Personal behavioural data is considered significantly more valuable than demographic data because it provides real-time insights into a user’s interests, intentions, and actions. While demographic data includes static attributes like age, gender, or occupation, behavioural data tracks dynamic patterns such as the websites visited, time spent on pages, search terms used, interactions with content, purchases, and app usage. This enables companies to predict future behaviour with greater accuracy and personalise experiences more effectively. For instance, knowing a person is 25 years old is less useful than knowing they’ve visited three mortgage comparison sites in the past hour. Behavioural data also allows for continuous refinement of user profiles through machine learning, making targeting more precise over time. As a result, advertisers are willing to pay more for access to behavioural insights, especially when they can influence decisions at the right moment. The immediacy, depth, and predictive power of behavioural data make it a critical asset in the data economy.

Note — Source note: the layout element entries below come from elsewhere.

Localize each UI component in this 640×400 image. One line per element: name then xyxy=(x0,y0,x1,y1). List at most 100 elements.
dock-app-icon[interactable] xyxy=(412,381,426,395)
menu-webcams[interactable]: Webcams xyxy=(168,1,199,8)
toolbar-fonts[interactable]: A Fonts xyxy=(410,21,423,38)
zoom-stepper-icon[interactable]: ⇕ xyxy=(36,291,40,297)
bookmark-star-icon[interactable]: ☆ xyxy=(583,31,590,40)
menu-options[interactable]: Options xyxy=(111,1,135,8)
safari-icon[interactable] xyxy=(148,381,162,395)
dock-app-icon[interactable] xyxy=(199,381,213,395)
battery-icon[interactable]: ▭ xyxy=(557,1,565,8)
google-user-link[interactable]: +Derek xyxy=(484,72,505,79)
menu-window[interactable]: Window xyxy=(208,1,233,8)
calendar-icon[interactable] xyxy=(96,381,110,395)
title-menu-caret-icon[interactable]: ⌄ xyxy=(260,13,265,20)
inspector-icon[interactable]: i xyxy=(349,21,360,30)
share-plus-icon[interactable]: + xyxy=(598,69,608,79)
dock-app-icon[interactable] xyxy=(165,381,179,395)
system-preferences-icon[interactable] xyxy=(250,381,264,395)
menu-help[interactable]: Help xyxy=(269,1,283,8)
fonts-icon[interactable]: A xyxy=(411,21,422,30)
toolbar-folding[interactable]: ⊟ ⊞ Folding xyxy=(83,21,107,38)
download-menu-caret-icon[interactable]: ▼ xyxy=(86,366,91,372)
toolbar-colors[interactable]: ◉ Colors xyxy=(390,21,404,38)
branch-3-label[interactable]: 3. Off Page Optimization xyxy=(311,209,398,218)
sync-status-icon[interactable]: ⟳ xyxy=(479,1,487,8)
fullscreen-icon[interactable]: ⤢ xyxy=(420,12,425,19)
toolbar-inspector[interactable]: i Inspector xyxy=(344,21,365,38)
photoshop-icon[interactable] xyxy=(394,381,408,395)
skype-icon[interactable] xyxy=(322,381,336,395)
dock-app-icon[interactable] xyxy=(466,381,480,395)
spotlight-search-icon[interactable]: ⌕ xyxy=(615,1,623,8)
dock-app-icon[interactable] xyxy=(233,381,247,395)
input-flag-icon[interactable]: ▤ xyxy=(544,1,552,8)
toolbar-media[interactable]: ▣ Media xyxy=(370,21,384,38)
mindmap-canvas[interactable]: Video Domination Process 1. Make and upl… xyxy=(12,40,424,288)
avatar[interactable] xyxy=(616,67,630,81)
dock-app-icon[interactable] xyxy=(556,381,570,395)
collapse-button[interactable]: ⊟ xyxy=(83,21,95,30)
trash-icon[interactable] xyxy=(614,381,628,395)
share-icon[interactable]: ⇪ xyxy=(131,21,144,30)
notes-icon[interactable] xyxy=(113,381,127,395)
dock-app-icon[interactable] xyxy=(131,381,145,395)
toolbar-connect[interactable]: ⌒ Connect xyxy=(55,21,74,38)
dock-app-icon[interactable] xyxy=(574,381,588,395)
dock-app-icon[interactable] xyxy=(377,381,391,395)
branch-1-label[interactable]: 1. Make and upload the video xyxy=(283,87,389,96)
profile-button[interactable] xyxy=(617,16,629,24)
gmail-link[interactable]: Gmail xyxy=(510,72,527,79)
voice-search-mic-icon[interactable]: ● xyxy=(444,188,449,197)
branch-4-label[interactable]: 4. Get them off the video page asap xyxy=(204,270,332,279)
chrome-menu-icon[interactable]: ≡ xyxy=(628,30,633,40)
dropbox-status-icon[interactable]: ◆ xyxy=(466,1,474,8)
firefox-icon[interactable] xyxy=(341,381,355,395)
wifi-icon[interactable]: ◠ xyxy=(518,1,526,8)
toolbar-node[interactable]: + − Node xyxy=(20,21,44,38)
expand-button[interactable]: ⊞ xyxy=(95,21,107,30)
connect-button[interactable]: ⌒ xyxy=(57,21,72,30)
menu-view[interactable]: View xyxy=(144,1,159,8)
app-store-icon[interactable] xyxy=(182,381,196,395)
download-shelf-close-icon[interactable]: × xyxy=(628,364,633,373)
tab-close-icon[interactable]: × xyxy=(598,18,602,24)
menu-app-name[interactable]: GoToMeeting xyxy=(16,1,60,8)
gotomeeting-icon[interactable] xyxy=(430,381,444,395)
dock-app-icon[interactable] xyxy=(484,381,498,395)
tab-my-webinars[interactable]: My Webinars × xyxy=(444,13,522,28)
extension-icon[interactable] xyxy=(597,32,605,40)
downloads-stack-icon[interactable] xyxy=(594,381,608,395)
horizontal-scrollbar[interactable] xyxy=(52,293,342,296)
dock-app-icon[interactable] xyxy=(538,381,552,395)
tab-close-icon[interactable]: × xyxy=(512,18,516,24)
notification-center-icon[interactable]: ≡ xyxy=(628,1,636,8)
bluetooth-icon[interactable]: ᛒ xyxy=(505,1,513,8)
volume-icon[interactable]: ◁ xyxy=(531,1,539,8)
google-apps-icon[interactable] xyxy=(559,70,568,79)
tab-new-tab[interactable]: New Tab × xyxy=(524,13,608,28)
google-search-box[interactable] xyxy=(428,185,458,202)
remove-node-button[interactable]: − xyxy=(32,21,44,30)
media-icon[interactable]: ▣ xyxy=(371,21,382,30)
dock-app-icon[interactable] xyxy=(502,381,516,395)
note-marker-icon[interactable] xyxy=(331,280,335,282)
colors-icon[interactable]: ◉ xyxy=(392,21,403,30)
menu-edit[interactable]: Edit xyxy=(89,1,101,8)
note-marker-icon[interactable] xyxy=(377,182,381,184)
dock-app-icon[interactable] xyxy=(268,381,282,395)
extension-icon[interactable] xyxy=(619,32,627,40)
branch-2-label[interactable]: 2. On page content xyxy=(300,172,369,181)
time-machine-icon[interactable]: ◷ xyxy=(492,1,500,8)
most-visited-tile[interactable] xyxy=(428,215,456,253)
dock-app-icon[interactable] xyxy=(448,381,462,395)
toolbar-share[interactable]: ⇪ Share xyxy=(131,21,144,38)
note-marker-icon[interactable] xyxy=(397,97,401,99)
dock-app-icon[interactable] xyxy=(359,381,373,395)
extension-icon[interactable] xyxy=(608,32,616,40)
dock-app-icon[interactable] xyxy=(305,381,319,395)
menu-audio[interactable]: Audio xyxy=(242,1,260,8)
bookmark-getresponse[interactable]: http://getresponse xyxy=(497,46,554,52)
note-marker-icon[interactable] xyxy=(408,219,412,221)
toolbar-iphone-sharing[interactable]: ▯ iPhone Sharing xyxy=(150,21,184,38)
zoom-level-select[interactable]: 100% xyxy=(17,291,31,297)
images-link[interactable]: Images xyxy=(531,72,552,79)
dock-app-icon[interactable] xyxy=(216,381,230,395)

While anonymisation is often used as a privacy safeguard, it is not always effective in fully protecting personal behavioural data. Anonymisation involves removing or altering identifiers such as names, email addresses, and user IDs. However, behavioural data often contains patterns that are unique to individuals—such as browsing sequences, location trails, and time-based interactions—that can be used to re-identify them with high accuracy. Studies have shown that combining a small number of data points (like a postcode, birth date, and gender) can re-identify most individuals in a dataset. Even when data is pseudonymised—where identifiers are replaced with fake values—linking the dataset to other sources can undo the protection. In the context of behavioural data, repeated actions and sequences can act like digital fingerprints. As computational methods improve, so does the risk of re-identification. Therefore, while anonymisation reduces risk, it is not a guarantee of privacy, especially when data is shared or sold to third parties.
Smart home devices—such as voice assistants, smart thermostats, security cameras, and connected appliances—constantly collect data to function efficiently and adapt to user preferences. They gather a wide range of behavioural information including voice commands, daily routines, temperature preferences, movement patterns, and even sleep cycles. This data is processed locally or sent to cloud services for analysis and storage. These devices can infer not only when someone is home or away but also what they’re doing and with whom. The risks include unauthorised access (e.g. hacking), data breaches, or misuse of data by the manufacturer. Additionally, always-on microphones and cameras can pick up sensitive conversations or personal activities, sometimes inadvertently. There are also concerns about third-party access, such as law enforcement or advertisers requesting this data. Because smart devices often have limited user interfaces, it’s difficult for users to review or manage their data. This creates a low-visibility, high-risk environment for behavioural surveillance inside private homes.